British prosecutors should seriously consider restricting online hate speech, U.K. lawmakers said in a February report on anti-Semitism.
The All-Party Parliamentary Inquiry into Antisemitism suggests treating people who post tweets or Facebook updates seen as reflecting racial or religious hatred in a similar way to sex offenders, whose online access is restricted under U.K. law.
"Dialogue both offline and online is important, but the increase in anti-Semitism on social media is a serious and growing concern," said the inquiry committee, which was established after a rise in anti-Semitic incidents during the summer's war between Israel and Gaza.

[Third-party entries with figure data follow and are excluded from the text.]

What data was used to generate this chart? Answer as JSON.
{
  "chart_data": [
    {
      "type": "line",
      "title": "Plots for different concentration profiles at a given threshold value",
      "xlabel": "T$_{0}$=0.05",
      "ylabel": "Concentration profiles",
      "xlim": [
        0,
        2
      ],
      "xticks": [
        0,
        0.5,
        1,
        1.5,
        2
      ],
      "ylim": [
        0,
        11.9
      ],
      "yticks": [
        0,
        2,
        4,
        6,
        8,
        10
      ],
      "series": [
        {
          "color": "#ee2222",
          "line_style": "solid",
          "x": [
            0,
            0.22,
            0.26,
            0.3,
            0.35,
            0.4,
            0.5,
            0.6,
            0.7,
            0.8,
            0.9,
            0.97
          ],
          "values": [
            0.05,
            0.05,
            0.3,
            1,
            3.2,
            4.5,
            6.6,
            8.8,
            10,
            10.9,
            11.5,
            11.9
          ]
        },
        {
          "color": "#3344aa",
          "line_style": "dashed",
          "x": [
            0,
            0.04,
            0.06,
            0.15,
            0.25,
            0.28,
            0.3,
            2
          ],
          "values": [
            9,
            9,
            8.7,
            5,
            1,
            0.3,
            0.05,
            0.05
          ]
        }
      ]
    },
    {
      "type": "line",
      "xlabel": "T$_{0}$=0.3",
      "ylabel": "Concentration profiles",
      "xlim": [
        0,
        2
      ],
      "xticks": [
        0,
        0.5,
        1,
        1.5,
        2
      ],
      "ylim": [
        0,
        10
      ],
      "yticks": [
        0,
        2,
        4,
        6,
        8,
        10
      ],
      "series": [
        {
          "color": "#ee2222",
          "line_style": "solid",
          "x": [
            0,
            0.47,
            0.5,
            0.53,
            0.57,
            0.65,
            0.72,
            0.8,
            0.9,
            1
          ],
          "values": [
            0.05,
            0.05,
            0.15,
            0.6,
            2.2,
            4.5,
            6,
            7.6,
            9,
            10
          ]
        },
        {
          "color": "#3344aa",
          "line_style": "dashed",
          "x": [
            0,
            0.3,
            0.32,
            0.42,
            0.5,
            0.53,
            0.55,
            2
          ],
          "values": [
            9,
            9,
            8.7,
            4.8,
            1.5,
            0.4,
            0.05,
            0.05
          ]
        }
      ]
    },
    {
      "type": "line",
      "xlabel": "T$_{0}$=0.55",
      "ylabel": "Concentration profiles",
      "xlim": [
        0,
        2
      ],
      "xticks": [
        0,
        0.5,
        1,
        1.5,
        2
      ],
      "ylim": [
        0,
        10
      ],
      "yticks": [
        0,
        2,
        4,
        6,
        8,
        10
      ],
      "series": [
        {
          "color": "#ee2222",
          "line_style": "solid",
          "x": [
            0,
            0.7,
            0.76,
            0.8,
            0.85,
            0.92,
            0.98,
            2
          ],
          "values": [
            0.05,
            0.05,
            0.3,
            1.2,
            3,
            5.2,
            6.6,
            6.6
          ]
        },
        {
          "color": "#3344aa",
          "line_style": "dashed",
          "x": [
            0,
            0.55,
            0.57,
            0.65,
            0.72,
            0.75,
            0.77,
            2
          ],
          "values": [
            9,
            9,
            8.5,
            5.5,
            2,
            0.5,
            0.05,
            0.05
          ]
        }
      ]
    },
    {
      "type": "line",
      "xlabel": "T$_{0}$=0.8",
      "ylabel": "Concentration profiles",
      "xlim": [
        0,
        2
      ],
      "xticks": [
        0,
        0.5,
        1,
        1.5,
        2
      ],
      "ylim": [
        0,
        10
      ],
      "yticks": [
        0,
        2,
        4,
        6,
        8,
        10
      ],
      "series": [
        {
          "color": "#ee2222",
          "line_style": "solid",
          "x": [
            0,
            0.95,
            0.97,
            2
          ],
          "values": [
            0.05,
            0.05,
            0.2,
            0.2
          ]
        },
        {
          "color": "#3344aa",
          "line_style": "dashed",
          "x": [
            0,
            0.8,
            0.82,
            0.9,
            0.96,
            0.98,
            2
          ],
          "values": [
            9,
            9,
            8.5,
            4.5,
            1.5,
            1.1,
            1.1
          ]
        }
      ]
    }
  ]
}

"If it can be proven in a detailed way that someone has made a considered and determined view to exploit various online networks to harm and perpetrate hate crimes against others, then the accepted principles, rules and restrictions that are relevant to sex offences must surely apply," the MPs said.
"We further recommend that hate crime guidance material on grossly offensive speech be reviewed to clarify what amounts to 'criminal acts' that 'will be prosecuted.'"
The report comes as the number of anti-Semitic incidents in Britain hit a record high, according to the U.K.'s Community Security Trust, a British organization aimed at ensuring the safety of Britain's Jewish community. It recorded 1,168 incidents across the country in 2014, more than double the number documented the year before.
Meanwhile, recent Campaign Against Antisemitism surveys found that 45 percent of all Britons hold anti-Semitic views, and that 54 percent of British Jews fear that Jews have no future in Great Britain.
The parliamentary inquiry said "Hitler" and "the Holocaust" were among the top 35 keywords on Twitter during the time it examined social media, and said data analysis indicates a tenfold increase in online anti-Semitism over the past three years.
In 2011, 12 of 609 anti-Semitic incidents recorded by Community Security Trust were insults on social media, the inquiry committee said. That number soared to 130 out of 541 incidents in July and August of 2014.
"Social media was raised more often than traditional media as a cause for concern during the conflict by those we spoke to," the report said. "Of major concern was the worldwide trend of the term ‘Hitler Was Right’ as a ‘hashtag’ during July, and also the terms ‘Hitler Did Nothing Wrong’ and ‘Kill the Jews’ on Twitter."
Other tweets cited in the report include "The Jews now are worse than they were in Hitler’s time no wonder he wanted to get rid, right idea!!" and "If anyone still believes jews have a 'right' to exist on this planet, you are a f****** moron."